A Leaf from the Gutenberg Bible, Printing Micah's Messianic Prophecy

"But you, Bethlehem Ephrathah, though you are small among the clans of Judah, out of you will come for me one who will be ruler over Israel, whose origins are from of old, from ancient times.”

Gutenberg, Johannes, and Johann Fust
Leaf from the Gutenberg Bible
(Mainz, Germany: Johann Gutenberg and Johann Fust, 1450-55). Folio, 15 3/8 x 11 3/16 in. (390 x 284 mm). Leaf 75 (pp. 151-152) from the Old Testament, featuring Micah, full verses V and VI and portions of verses IV and VII. Printed in two columns, 42 lines, Gothic type. Rubricated initials in red and blue on recto, and in red on verso; headlines and chapter numbers in alternating red and blue, capitals accented in red, section title in red and blue. Bound as part of Gabriel Wells's A Noble Fragment, with A. Edward Newton's essay "A Noble Fragment, Being a Leaf of the Gutenberg Bible 1450-1455" (New York: Gabriel Wells, 1921). Full black morocco, stamped in blind and in gilt, extremities rubbed; by Stikeman & Co. Light marginal soiling to leaf; binding lightly rubbed and soiled.
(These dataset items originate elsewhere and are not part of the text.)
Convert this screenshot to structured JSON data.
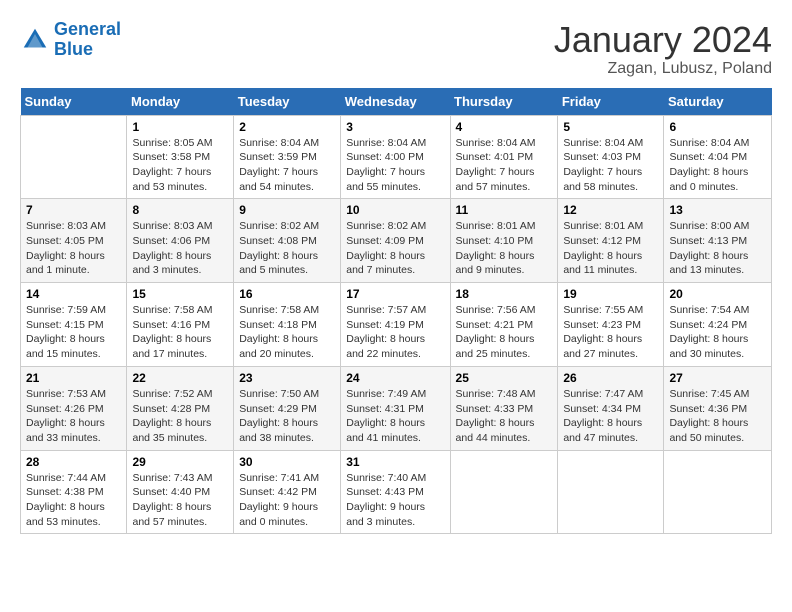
{
  "logo": {
    "line1": "General",
    "line2": "Blue"
  },
  "title": "January 2024",
  "subtitle": "Zagan, Lubusz, Poland",
  "days_of_week": [
    "Sunday",
    "Monday",
    "Tuesday",
    "Wednesday",
    "Thursday",
    "Friday",
    "Saturday"
  ],
  "weeks": [
    [
      {
        "num": "",
        "sunrise": "",
        "sunset": "",
        "daylight": ""
      },
      {
        "num": "1",
        "sunrise": "Sunrise: 8:05 AM",
        "sunset": "Sunset: 3:58 PM",
        "daylight": "Daylight: 7 hours and 53 minutes."
      },
      {
        "num": "2",
        "sunrise": "Sunrise: 8:04 AM",
        "sunset": "Sunset: 3:59 PM",
        "daylight": "Daylight: 7 hours and 54 minutes."
      },
      {
        "num": "3",
        "sunrise": "Sunrise: 8:04 AM",
        "sunset": "Sunset: 4:00 PM",
        "daylight": "Daylight: 7 hours and 55 minutes."
      },
      {
        "num": "4",
        "sunrise": "Sunrise: 8:04 AM",
        "sunset": "Sunset: 4:01 PM",
        "daylight": "Daylight: 7 hours and 57 minutes."
      },
      {
        "num": "5",
        "sunrise": "Sunrise: 8:04 AM",
        "sunset": "Sunset: 4:03 PM",
        "daylight": "Daylight: 7 hours and 58 minutes."
      },
      {
        "num": "6",
        "sunrise": "Sunrise: 8:04 AM",
        "sunset": "Sunset: 4:04 PM",
        "daylight": "Daylight: 8 hours and 0 minutes."
      }
    ],
    [
      {
        "num": "7",
        "sunrise": "Sunrise: 8:03 AM",
        "sunset": "Sunset: 4:05 PM",
        "daylight": "Daylight: 8 hours and 1 minute."
      },
      {
        "num": "8",
        "sunrise": "Sunrise: 8:03 AM",
        "sunset": "Sunset: 4:06 PM",
        "daylight": "Daylight: 8 hours and 3 minutes."
      },
      {
        "num": "9",
        "sunrise": "Sunrise: 8:02 AM",
        "sunset": "Sunset: 4:08 PM",
        "daylight": "Daylight: 8 hours and 5 minutes."
      },
      {
        "num": "10",
        "sunrise": "Sunrise: 8:02 AM",
        "sunset": "Sunset: 4:09 PM",
        "daylight": "Daylight: 8 hours and 7 minutes."
      },
      {
        "num": "11",
        "sunrise": "Sunrise: 8:01 AM",
        "sunset": "Sunset: 4:10 PM",
        "daylight": "Daylight: 8 hours and 9 minutes."
      },
      {
        "num": "12",
        "sunrise": "Sunrise: 8:01 AM",
        "sunset": "Sunset: 4:12 PM",
        "daylight": "Daylight: 8 hours and 11 minutes."
      },
      {
        "num": "13",
        "sunrise": "Sunrise: 8:00 AM",
        "sunset": "Sunset: 4:13 PM",
        "daylight": "Daylight: 8 hours and 13 minutes."
      }
    ],
    [
      {
        "num": "14",
        "sunrise": "Sunrise: 7:59 AM",
        "sunset": "Sunset: 4:15 PM",
        "daylight": "Daylight: 8 hours and 15 minutes."
      },
      {
        "num": "15",
        "sunrise": "Sunrise: 7:58 AM",
        "sunset": "Sunset: 4:16 PM",
        "daylight": "Daylight: 8 hours and 17 minutes."
      },
      {
        "num": "16",
        "sunrise": "Sunrise: 7:58 AM",
        "sunset": "Sunset: 4:18 PM",
        "daylight": "Daylight: 8 hours and 20 minutes."
      },
      {
        "num": "17",
        "sunrise": "Sunrise: 7:57 AM",
        "sunset": "Sunset: 4:19 PM",
        "daylight": "Daylight: 8 hours and 22 minutes."
      },
      {
        "num": "18",
        "sunrise": "Sunrise: 7:56 AM",
        "sunset": "Sunset: 4:21 PM",
        "daylight": "Daylight: 8 hours and 25 minutes."
      },
      {
        "num": "19",
        "sunrise": "Sunrise: 7:55 AM",
        "sunset": "Sunset: 4:23 PM",
        "daylight": "Daylight: 8 hours and 27 minutes."
      },
      {
        "num": "20",
        "sunrise": "Sunrise: 7:54 AM",
        "sunset": "Sunset: 4:24 PM",
        "daylight": "Daylight: 8 hours and 30 minutes."
      }
    ],
    [
      {
        "num": "21",
        "sunrise": "Sunrise: 7:53 AM",
        "sunset": "Sunset: 4:26 PM",
        "daylight": "Daylight: 8 hours and 33 minutes."
      },
      {
        "num": "22",
        "sunrise": "Sunrise: 7:52 AM",
        "sunset": "Sunset: 4:28 PM",
        "daylight": "Daylight: 8 hours and 35 minutes."
      },
      {
        "num": "23",
        "sunrise": "Sunrise: 7:50 AM",
        "sunset": "Sunset: 4:29 PM",
        "daylight": "Daylight: 8 hours and 38 minutes."
      },
      {
        "num": "24",
        "sunrise": "Sunrise: 7:49 AM",
        "sunset": "Sunset: 4:31 PM",
        "daylight": "Daylight: 8 hours and 41 minutes."
      },
      {
        "num": "25",
        "sunrise": "Sunrise: 7:48 AM",
        "sunset": "Sunset: 4:33 PM",
        "daylight": "Daylight: 8 hours and 44 minutes."
      },
      {
        "num": "26",
        "sunrise": "Sunrise: 7:47 AM",
        "sunset": "Sunset: 4:34 PM",
        "daylight": "Daylight: 8 hours and 47 minutes."
      },
      {
        "num": "27",
        "sunrise": "Sunrise: 7:45 AM",
        "sunset": "Sunset: 4:36 PM",
        "daylight": "Daylight: 8 hours and 50 minutes."
      }
    ],
    [
      {
        "num": "28",
        "sunrise": "Sunrise: 7:44 AM",
        "sunset": "Sunset: 4:38 PM",
        "daylight": "Daylight: 8 hours and 53 minutes."
      },
      {
        "num": "29",
        "sunrise": "Sunrise: 7:43 AM",
        "sunset": "Sunset: 4:40 PM",
        "daylight": "Daylight: 8 hours and 57 minutes."
      },
      {
        "num": "30",
        "sunrise": "Sunrise: 7:41 AM",
        "sunset": "Sunset: 4:42 PM",
        "daylight": "Daylight: 9 hours and 0 minutes."
      },
      {
        "num": "31",
        "sunrise": "Sunrise: 7:40 AM",
        "sunset": "Sunset: 4:43 PM",
        "daylight": "Daylight: 9 hours and 3 minutes."
      },
      {
        "num": "",
        "sunrise": "",
        "sunset": "",
        "daylight": ""
      },
      {
        "num": "",
        "sunrise": "",
        "sunset": "",
        "daylight": ""
      },
      {
        "num": "",
        "sunrise": "",
        "sunset": "",
        "daylight": ""
      }
    ]
  ]
}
A leaf from the first printed book in the West, featuring Micah's prophecy of the coming Messiah: "But you, Bethlehem Ephrathah, though you are small among the clans of Judah, out of you will come for me one who will be ruler over Israel, whose origins are from of old, from ancient times.” (V:II)

Produced under the partnership of Johann Gutenberg and Johann Fust between the years 1450-55, the first edition of their Bible consisted of approximately 180 copies (150 on paper, 30 on vellum), with only 49 copies, in varying states of completeness, surviving today. This leaf originates from a defective copy once housed in the Munich Royal Library and purchased by English traveler and diplomat Robert Curzon in 1832. In 1920 the volume was broken up by bookseller Gabriel Wells and then sold as individual leaves, bound with an accompanying essay by Philadelphia bibliophile A. Edward Newton.